On May 15, 2023, a district court judge sitting in the Eastern District of California ruled that California Assembly Bill No. 979 violates the Equal Protection Clause of the U.S. Constitution’s Fourteenth Amendment and 42 U.S.C. § 1981. As enacted, Assembly Bill No. 979 (“AB 979”), California’s Board Diversity Statute, required public companies with headquarters in the state to include a minimum number of directors from “underrepresented communities” or be subject to fines for violating the statute. AB 979 defines a “director from an underrepresented community” as “an individual who self-identifies as Black, African American, Hispanic, Latino, Asian, Pacific Islander, Native American, Native Hawaiian, or Alaska Native, or who self-identifies as gay, lesbian, bisexual, or transgender.”

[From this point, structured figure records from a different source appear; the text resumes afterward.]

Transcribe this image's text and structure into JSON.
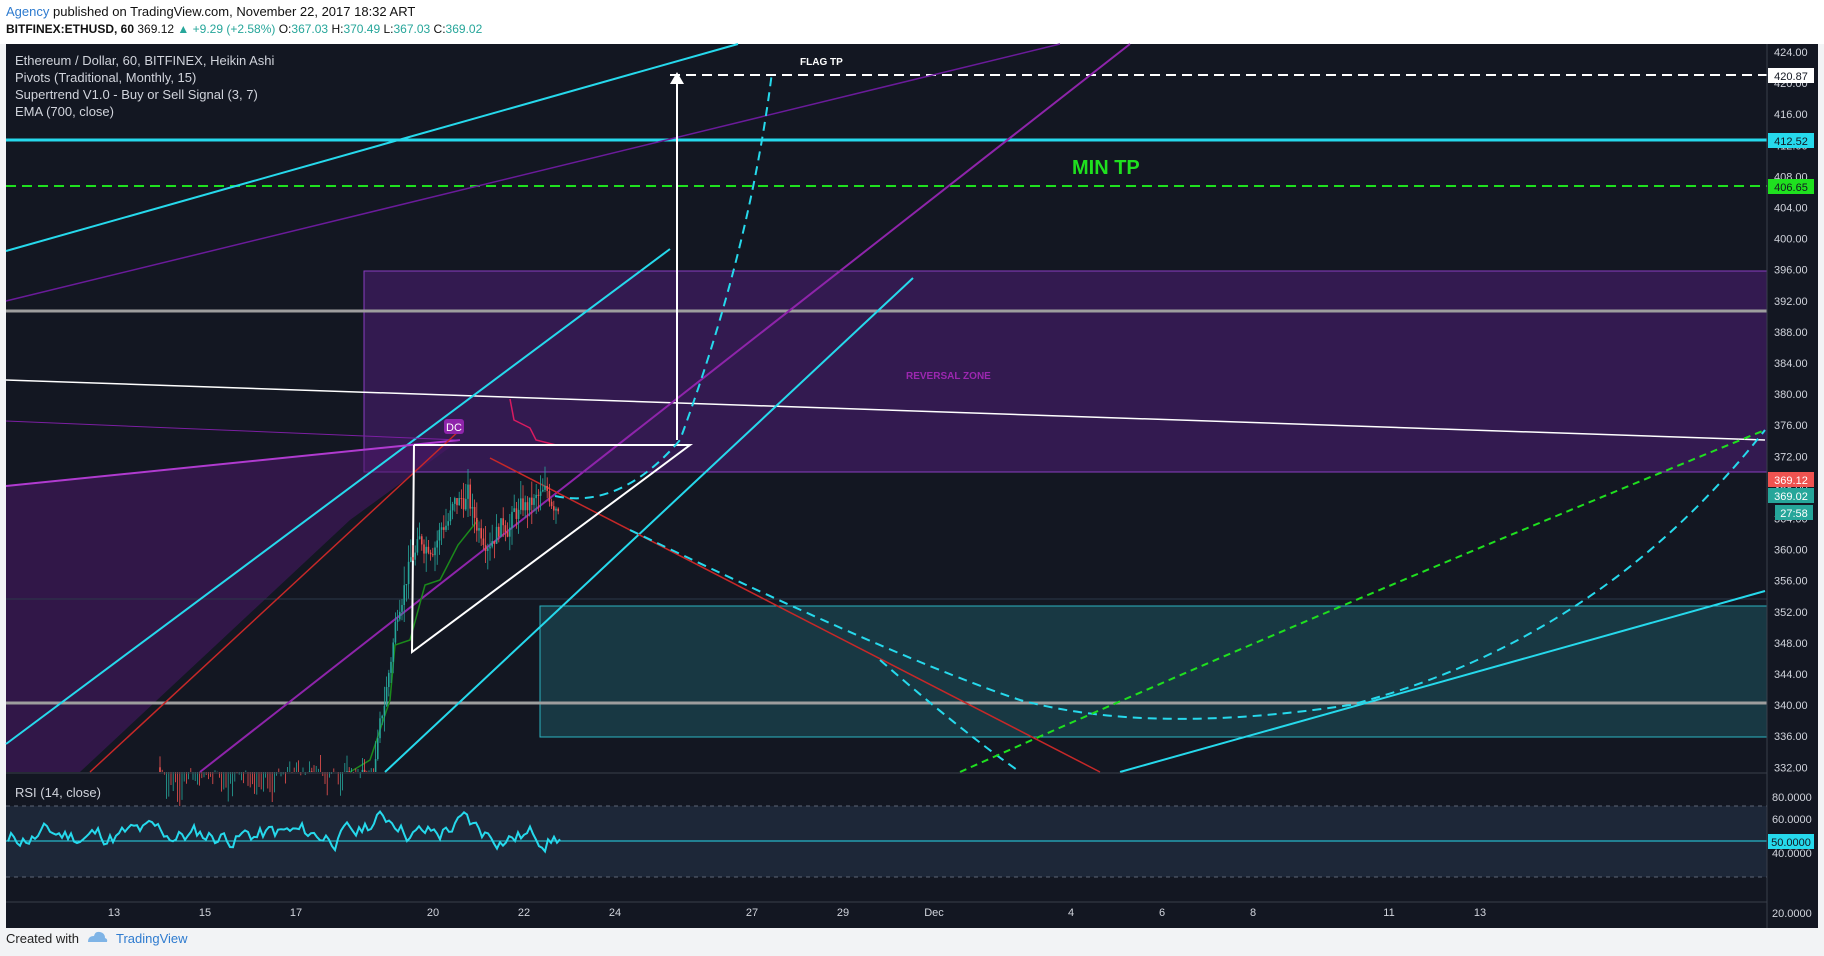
{
  "header": {
    "author": "Agency",
    "published": "published on TradingView.com, November 22, 2017 18:32 ART",
    "symbol": "BITFINEX:ETHUSD, 60",
    "price": "369.12",
    "change": "+9.29 (+2.58%)",
    "o_label": "O:",
    "o_value": "367.03",
    "h_label": "H:",
    "h_value": "370.49",
    "l_label": "L:",
    "l_value": "367.03",
    "c_label": "C:",
    "c_value": "369.02"
  },
  "legend": {
    "series": "Ethereum / Dollar, 60, BITFINEX, Heikin Ashi",
    "pivots": "Pivots (Traditional, Monthly, 15)",
    "supertrend": "Supertrend V1.0 - Buy or Sell Signal (3, 7)",
    "ema": "EMA (700, close)"
  },
  "annotations": {
    "flag_tp": "FLAG TP",
    "min_tp": "MIN TP",
    "reversal_zone": "REVERSAL ZONE",
    "dc": "DC"
  },
  "price_axis": {
    "ticks": [
      "424.00",
      "420.00",
      "416.00",
      "412.00",
      "408.00",
      "404.00",
      "400.00",
      "396.00",
      "392.00",
      "388.00",
      "384.00",
      "380.00",
      "376.00",
      "372.00",
      "368.00",
      "364.00",
      "360.00",
      "356.00",
      "352.00",
      "348.00",
      "344.00",
      "340.00",
      "336.00",
      "332.00"
    ],
    "flag_tp_badge": "420.87",
    "resistance_badge": "412.52",
    "min_tp_badge": "406.65",
    "last_badge": "369.12",
    "close_badge": "369.02",
    "timer_badge": "27:58"
  },
  "rsi": {
    "label": "RSI (14, close)",
    "ticks": [
      "80.0000",
      "60.0000",
      "40.0000",
      "20.0000"
    ],
    "mid_badge": "50.0000"
  },
  "time_axis": [
    "13",
    "15",
    "17",
    "20",
    "22",
    "24",
    "27",
    "29",
    "Dec",
    "4",
    "6",
    "8",
    "11",
    "13"
  ],
  "footer": {
    "created": "Created with",
    "brand": "TradingView"
  },
  "colors": {
    "bg": "#131722",
    "cyan": "#26d9ec",
    "green": "#1fe01f",
    "purple": "#7b1fa2",
    "red": "#e0303a"
  }
}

The plaintiff in the case, the Alliance for Fair Board Recruitment (the “Alliance”), alleged that because AB 979 imposes racial classifications and establishes a “minimum number of directors from a select racial and ethnic pool,” the statute “constitutes a race-based quota” and is a facial violation of the Equal Protection Clause and 42 U.S.C. 1981, a U.S. federal statute governing equal rights under the law. The state of California countered, arguing that while AB 979 “constitutes a racial classification,” such classification only sets a “flexible floor for diversity” and is permissible because it attempts to remedy legacy racial and ethnic discrimination. California also asked the court to sever the impermissible portions of the statute to the extent it agreed with the Alliance’s position.

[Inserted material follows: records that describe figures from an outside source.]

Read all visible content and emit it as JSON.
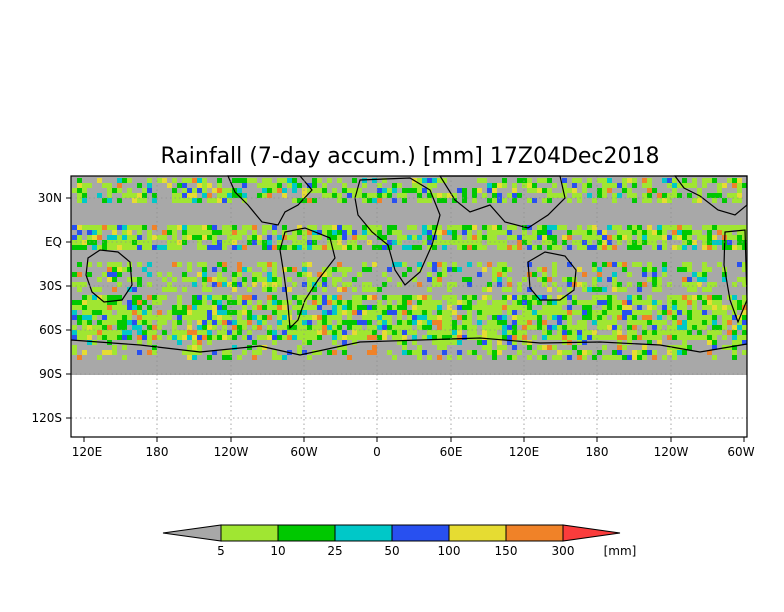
{
  "map": {
    "title": "Rainfall (7-day accum.) [mm] 17Z04Dec2018",
    "x_tick_labels": [
      "120E",
      "180",
      "120W",
      "60W",
      "0",
      "60E",
      "120E",
      "180",
      "120W",
      "60W"
    ],
    "y_tick_labels": [
      "30N",
      "EQ",
      "30S",
      "60S",
      "90S",
      "120S"
    ],
    "land_mask_color": "#a8a8a8",
    "grid": true
  },
  "colorbar": {
    "colors": [
      "#a8a8a8",
      "#a0e632",
      "#00c800",
      "#00c8c8",
      "#2850f0",
      "#e6dc32",
      "#f08228",
      "#fa3c3c"
    ],
    "boundary_labels": [
      "5",
      "10",
      "25",
      "50",
      "100",
      "150",
      "300"
    ],
    "units": "[mm]"
  }
}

In his ruling granting the Alliance’s motion for summary judgment, Senior Judge John A. Mendez agreed with the Alliance, finding that racial and ethnic quotas are “facially invalid” based on applicable U.S. Supreme Court precedent. In particular, Senior Judge Mendez found that despite California’s attempt to “semantically cast this requirement as flexible,” AB 979 “is a racial quota as it requires a certain fixed number of board positions to be reserved exclusively for certain minority groups.” The court also found that plaintiffs were entitled to summary judgment on its statutory challenge to AB 979. The court concluded that it did not need to rule on the question of whether strict scrutiny was the appropriate analytical framework to evaluate AB 979, given the judge’s ruling on the facial challenge. Finally, Senior Judge Mendez denied California’s request to sever from the statute the unlawful provisions on the basis that to do so would render the statute incoherent.

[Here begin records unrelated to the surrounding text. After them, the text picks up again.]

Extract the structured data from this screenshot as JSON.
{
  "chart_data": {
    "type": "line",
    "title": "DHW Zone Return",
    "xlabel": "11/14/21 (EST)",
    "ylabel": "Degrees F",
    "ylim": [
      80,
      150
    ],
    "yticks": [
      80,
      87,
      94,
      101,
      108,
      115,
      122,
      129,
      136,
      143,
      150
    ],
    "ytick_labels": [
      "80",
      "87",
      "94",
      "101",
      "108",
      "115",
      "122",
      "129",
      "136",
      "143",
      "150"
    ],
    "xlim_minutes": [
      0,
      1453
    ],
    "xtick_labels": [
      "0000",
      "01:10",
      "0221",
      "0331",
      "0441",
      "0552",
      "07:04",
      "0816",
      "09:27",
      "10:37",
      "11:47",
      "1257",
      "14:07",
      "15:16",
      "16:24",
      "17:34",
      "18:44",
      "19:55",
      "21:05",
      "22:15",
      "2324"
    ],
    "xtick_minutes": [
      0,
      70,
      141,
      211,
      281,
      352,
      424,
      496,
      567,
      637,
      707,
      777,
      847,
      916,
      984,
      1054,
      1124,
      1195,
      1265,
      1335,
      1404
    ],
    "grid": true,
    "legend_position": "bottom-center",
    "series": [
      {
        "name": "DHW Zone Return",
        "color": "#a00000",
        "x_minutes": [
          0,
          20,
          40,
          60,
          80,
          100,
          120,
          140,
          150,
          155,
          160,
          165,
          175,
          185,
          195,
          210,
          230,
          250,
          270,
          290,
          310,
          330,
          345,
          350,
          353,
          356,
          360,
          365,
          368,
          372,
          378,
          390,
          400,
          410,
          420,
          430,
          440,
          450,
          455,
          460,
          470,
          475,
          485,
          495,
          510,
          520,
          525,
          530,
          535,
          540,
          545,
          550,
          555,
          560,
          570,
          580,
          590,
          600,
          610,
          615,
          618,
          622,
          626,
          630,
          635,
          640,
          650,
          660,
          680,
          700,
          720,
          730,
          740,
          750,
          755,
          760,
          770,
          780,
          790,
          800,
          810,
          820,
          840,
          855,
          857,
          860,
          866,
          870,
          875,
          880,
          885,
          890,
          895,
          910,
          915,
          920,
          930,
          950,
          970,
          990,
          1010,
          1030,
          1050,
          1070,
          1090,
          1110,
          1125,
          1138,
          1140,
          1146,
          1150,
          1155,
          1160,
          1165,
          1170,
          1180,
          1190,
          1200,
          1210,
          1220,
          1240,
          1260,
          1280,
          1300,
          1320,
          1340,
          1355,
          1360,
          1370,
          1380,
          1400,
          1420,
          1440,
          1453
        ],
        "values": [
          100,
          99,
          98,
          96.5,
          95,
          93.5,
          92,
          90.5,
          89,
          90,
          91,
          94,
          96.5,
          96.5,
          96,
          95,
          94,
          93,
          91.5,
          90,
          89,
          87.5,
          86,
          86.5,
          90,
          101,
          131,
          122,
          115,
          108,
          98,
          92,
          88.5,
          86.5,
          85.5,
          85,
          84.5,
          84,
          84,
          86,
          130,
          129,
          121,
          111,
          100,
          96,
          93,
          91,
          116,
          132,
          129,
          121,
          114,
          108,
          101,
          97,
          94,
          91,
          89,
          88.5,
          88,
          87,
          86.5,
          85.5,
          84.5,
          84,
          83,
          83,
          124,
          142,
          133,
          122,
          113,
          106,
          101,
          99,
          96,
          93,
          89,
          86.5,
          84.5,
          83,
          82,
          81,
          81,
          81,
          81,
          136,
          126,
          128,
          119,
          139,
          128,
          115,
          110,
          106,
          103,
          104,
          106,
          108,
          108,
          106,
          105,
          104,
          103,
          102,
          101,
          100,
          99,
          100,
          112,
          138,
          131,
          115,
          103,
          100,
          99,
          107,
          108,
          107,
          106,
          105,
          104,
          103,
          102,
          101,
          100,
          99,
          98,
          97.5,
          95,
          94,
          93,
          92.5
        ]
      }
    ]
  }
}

The court’s ruling finding AB 979 unconstitutional follows state court rulings from last year, which found the statute’s gender diversity requirements unconstitutional. In that case, Robin Crest, et al. v. Alex Padilla, the court ruled that AB 979 violated California’s constitution, finding that the statute treated individuals differently on the basis of race, sexual orientation and gender identity and could not justify such disparate treatment by any compelling purpose. In a companion case, Padilla II, a Los Angeles Superior Court struck down California Corporations Code Section 301.4 on the basis that it violated the equal protection clause of the California constitution. We write about Padilla I and Padilla II here.
Relatedly, the Alliance is also challenging boardroom diversity rules adopted by the Nasdaq and approved by the U.S. Securities and Exchange Commission. That challenge remains sub judice before the U.S. Court of Appeals for the 5th Circuit. Interested parties, including Akin on behalf of an ad hoc group of Nasdaq-listed companies, filed amicus briefs in support of Nasdaq’s rule.